Governor David Paterson is being pressured by some of his fellow Democrats to raise income taxes on the wealthiest households in response to New York States $13 billion state budget gap.
Their view is typified by State Sen. Eric Schneiderman (D-Manhattan), who says higher state taxes on upper brackets are justified because “for the last 30 years weve been shifting the tax burden from the wealthy to middle-class families.’
In fact, just the opposite is true.
Wealthy Paying More Already
The wealthiest 1 percent of New York taxpayers generated 41 percent of all state income taxes in 2007—up from 26 percent in 1995, when the marginal tax rate was higher. Even with the steep economic downturn, the share of taxes paid by the wealthiest New Yorkers this year will be higher than it was in the mid-1990s.
And that’s just the problem.
New York’s growing dependence on high-income taxpayers—a form of fiscal addiction, really—is a major reason why we’re in a deeper fiscal hole than any state except California (which is similarly dependent on taxes paid by wealthy households).
State Spending Is The Problem
When investment banks were inflating their bonus bubbles in recent years, state lawmakers spent as if the Wall Street boom would never end. They kept right on spending even as the subprime mortgage debacle began to unfold in 2007—and approved yet another big budget increase just a few weeks after Bear Stearns, one of New York’s largest and oldest investment firms, collapsed last March.
It’s no coincidence that the loudest chants for a tax on “the wealthy”—defined, in one proposal, as starting at $250,000—come from a coalition of public employee unions and health care providers whove been the chief beneficiaries of Albany’s largess.
Their motives are obvious: Even in the teeth of an economic and fiscal crisis, the unions don’t want to give up their scheduled pay and benefit increases, and the health-care industry doesn’t want to see the nation’s biggest Medicaid program cut down to more affordable size. So they hide behind the “fairness” banner to promote a massive tax hike aimed squarely at New York’s economic decision-makers at a time of tremendous economic uncertainty, when the industry that was the source of one-fifth of the states tax receipts has effectively wrecked itself beyond repair.
Tax-hike advocates point to the state’s record of temporarily increasing income taxes in 2003 as evidence that it’s safe to raise taxes again. As Assembly Speaker Sheldon Silver put it last week: “Weve done it before. There hasnt been a catastrophe.”

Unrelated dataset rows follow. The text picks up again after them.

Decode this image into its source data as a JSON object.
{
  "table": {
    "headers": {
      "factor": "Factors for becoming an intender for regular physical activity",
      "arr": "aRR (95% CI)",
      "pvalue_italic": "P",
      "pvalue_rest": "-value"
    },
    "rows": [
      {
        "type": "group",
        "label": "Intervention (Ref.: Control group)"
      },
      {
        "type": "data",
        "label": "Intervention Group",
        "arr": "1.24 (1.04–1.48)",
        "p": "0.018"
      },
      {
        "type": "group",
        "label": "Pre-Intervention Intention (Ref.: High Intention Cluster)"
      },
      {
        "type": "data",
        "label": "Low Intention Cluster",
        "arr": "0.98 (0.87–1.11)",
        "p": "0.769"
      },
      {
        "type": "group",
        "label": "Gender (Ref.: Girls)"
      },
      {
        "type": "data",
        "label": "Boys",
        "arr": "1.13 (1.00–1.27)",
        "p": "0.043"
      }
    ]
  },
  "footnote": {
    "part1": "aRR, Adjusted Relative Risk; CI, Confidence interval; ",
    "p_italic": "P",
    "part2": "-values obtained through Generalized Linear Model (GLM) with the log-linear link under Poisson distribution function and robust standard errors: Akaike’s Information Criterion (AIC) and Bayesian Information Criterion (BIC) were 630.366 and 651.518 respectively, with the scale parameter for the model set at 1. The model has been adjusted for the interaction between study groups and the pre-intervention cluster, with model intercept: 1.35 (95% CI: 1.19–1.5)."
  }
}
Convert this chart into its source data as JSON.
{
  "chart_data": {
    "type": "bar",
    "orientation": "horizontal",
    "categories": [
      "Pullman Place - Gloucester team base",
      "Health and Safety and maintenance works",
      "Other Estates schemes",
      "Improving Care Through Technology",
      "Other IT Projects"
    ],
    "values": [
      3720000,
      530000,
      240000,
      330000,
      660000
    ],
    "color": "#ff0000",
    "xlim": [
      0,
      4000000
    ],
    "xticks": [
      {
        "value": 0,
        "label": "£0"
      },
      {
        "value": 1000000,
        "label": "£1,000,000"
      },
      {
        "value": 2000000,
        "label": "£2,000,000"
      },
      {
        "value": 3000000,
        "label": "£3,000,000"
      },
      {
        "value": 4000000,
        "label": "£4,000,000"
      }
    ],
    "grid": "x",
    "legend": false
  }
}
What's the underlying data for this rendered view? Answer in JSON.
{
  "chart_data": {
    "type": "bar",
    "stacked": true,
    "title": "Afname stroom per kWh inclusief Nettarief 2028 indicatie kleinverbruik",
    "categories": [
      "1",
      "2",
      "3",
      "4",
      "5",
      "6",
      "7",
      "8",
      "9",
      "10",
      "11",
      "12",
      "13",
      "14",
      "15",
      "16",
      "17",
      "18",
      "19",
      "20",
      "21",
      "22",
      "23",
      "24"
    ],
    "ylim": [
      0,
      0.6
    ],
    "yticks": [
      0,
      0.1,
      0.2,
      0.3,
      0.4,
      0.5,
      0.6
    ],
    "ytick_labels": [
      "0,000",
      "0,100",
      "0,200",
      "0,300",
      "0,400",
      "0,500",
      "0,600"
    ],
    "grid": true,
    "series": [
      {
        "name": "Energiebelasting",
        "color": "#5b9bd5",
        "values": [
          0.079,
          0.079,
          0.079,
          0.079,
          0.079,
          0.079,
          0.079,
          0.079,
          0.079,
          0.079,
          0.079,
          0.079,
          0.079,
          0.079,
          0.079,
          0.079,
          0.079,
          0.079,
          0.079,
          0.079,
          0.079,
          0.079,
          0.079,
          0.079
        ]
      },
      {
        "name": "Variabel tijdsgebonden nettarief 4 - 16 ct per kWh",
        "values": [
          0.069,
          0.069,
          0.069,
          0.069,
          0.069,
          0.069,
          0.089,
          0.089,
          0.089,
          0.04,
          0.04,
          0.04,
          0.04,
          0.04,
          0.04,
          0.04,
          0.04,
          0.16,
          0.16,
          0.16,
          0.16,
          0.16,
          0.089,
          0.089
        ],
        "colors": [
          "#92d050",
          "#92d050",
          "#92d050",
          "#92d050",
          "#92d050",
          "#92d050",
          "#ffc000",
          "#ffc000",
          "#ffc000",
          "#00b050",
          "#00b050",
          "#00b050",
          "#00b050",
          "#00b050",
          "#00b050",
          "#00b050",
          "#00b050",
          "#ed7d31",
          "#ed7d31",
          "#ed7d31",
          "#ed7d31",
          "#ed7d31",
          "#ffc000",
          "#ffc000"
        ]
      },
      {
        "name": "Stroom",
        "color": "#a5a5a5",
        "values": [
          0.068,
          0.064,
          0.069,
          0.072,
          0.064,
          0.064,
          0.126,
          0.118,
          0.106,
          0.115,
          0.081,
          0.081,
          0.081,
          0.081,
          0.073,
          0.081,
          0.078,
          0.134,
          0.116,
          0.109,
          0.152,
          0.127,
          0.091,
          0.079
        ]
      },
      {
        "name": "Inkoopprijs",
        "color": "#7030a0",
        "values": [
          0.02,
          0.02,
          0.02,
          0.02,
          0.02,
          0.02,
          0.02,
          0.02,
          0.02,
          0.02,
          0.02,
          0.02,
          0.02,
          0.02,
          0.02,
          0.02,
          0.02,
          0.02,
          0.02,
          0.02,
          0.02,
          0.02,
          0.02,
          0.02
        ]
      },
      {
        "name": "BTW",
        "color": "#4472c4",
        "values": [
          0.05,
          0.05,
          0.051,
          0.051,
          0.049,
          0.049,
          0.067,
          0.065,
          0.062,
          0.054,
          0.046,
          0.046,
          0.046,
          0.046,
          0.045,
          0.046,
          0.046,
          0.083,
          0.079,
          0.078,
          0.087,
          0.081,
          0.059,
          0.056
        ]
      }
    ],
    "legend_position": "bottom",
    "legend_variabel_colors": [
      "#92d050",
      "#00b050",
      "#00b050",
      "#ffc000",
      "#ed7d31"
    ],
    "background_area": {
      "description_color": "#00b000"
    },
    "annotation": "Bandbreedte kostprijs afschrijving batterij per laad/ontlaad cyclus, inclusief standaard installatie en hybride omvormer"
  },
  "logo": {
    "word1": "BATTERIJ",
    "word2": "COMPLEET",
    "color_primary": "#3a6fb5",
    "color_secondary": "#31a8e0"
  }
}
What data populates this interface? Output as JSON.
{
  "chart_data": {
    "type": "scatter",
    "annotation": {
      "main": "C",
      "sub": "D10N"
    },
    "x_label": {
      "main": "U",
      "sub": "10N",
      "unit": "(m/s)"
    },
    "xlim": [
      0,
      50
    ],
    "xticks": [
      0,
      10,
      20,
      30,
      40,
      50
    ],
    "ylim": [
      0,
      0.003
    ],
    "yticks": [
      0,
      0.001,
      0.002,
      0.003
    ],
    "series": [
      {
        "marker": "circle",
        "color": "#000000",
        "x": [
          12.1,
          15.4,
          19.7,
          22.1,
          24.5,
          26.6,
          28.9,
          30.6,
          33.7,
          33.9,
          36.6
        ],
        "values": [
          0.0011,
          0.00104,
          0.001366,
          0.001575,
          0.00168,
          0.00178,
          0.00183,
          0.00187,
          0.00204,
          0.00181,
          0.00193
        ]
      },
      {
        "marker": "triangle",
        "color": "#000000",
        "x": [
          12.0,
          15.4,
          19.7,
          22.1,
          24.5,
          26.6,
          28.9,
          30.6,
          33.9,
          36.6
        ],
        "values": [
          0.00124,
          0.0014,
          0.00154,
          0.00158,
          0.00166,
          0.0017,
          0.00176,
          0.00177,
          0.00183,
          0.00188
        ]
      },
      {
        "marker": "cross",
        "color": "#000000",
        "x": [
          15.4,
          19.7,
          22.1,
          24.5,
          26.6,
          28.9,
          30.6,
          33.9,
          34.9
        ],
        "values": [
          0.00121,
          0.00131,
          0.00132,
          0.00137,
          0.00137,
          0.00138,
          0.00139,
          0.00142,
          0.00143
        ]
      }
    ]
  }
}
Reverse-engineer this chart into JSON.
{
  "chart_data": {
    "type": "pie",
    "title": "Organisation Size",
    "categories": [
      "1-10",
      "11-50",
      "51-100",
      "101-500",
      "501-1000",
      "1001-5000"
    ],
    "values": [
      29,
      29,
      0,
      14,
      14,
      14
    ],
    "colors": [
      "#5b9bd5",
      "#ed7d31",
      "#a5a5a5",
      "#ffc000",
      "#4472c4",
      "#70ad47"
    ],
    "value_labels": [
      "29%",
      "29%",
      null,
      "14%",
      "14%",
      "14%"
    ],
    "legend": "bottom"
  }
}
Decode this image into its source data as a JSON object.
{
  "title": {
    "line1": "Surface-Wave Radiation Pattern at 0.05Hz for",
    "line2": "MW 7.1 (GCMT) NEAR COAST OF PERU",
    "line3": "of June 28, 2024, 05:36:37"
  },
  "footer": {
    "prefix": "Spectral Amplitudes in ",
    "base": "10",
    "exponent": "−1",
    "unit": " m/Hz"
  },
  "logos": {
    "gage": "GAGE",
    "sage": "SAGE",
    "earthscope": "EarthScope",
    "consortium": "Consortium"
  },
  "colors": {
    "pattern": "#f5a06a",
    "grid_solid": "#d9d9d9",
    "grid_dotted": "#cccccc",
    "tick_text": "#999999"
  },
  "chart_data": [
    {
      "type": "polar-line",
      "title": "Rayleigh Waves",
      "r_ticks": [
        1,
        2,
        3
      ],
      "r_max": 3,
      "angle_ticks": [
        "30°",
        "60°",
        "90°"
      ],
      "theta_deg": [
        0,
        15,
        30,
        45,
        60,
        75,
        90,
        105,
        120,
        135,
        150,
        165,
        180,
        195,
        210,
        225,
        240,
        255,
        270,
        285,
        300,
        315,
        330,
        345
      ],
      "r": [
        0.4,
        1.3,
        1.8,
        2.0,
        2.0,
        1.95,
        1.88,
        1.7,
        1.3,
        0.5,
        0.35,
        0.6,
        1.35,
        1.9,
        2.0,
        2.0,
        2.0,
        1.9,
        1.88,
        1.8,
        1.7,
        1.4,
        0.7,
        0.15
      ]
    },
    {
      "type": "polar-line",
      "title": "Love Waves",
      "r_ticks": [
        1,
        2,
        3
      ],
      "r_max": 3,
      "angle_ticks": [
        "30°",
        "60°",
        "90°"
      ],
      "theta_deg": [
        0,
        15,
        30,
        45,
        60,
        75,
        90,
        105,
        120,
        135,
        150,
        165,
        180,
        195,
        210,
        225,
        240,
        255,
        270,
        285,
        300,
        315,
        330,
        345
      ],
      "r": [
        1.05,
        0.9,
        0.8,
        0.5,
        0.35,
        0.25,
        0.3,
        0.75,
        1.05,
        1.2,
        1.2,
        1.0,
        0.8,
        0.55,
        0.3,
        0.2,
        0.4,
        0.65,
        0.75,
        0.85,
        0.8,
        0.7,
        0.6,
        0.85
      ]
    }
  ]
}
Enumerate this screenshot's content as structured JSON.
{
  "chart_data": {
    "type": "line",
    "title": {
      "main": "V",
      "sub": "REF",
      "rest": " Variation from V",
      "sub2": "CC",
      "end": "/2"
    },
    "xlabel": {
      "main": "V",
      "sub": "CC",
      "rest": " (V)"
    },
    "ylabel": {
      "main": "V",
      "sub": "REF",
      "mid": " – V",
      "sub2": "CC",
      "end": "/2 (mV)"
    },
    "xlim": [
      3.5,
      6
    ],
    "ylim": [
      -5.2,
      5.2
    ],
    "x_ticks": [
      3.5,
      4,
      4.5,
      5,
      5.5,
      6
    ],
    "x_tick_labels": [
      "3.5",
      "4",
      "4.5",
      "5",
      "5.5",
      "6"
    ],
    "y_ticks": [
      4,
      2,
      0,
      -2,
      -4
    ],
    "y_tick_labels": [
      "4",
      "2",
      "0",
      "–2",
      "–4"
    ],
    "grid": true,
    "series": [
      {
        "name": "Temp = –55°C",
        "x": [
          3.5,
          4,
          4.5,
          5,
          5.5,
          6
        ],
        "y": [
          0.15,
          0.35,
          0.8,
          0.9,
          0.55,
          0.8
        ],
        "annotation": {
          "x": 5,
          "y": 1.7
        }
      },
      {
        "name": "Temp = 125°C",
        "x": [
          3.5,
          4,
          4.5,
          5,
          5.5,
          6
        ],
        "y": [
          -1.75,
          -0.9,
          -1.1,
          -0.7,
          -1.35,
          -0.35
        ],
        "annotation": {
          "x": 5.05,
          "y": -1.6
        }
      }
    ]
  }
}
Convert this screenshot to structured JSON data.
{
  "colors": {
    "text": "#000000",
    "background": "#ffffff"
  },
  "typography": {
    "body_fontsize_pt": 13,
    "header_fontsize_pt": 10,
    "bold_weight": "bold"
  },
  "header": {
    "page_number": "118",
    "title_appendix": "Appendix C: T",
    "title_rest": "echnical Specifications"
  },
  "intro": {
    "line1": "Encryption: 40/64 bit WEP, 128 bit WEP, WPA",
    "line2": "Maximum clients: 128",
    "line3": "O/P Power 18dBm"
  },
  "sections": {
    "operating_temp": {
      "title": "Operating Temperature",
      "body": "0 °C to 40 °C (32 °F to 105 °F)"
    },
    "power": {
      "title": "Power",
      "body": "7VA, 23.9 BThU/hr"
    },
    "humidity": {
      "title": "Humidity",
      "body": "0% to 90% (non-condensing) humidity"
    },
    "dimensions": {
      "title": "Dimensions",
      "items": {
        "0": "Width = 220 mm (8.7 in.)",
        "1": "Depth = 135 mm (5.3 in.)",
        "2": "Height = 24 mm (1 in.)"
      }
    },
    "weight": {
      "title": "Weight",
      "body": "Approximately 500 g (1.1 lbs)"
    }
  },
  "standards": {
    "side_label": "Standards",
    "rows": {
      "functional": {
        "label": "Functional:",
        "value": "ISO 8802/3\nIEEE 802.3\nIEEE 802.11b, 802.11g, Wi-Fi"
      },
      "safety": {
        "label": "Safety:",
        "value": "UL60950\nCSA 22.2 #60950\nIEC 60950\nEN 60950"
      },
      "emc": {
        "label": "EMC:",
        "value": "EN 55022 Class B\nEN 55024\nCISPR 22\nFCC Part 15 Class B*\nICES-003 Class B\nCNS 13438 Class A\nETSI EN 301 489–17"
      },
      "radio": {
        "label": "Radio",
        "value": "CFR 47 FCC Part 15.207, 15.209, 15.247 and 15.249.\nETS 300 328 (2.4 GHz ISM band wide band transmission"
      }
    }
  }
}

State Spending Stiffled Job Growth
But if the impact of New York’s last tax hike was muted, it was only through sheer dumb luck. The temporary rates enacted in 2003 took effect at precisely the same time as much larger federal tax cuts, and a strong national economic recovery and bull market began sooner than anyone had predicted.
But we could and should have done better. During the three years the temporary rates were in effect, private sector job growth in New York was far below the national average and, according to the Internal Revenue Service, only one state experienced slower growth in the number of higher-income households filing federal tax returns.
Massive Tax Increases
Obviously, the economy is in far worse shape now than it was at this time in 2003. Within the next two years, federal law will require massive tax increases that will tap New York’s own dwindling well of private capital.
The upstate economy, which was weaker to begin with, is even more vulnerable to the negative effects of higher income tax rates. This is the very worst time to give anyone a disincentive to work, save and invest in New York State.
New York’s real problem is not that its taxes on the wealthy are too low but that taxes on the middle class are too high. While the state cant afford a middle class right now, it should act immediately to link income tax brackets, exemptions and deductions to the consumer price index. This would have no budgetary cost, because inflation at the moment is near zero, but it would protect millions of families from unlegislated tax increases in the form of bracket creep if inflation surges again which many economists consider inevitable. Further protection for taxpayers would come from enacting the school property tax cap proposed by Governor David Paterson last year.
Back in the late 1970s, New York’s top-bracket income tax rates were more than twice as high as they are now. Subsequent rate cuts under Governors Hugh Carey, Mario Cuomo and George Pataki reflected a bipartisan consensus that high income taxes had nearly destroyed New Yorks economy. Must we learn the same lesson all over again?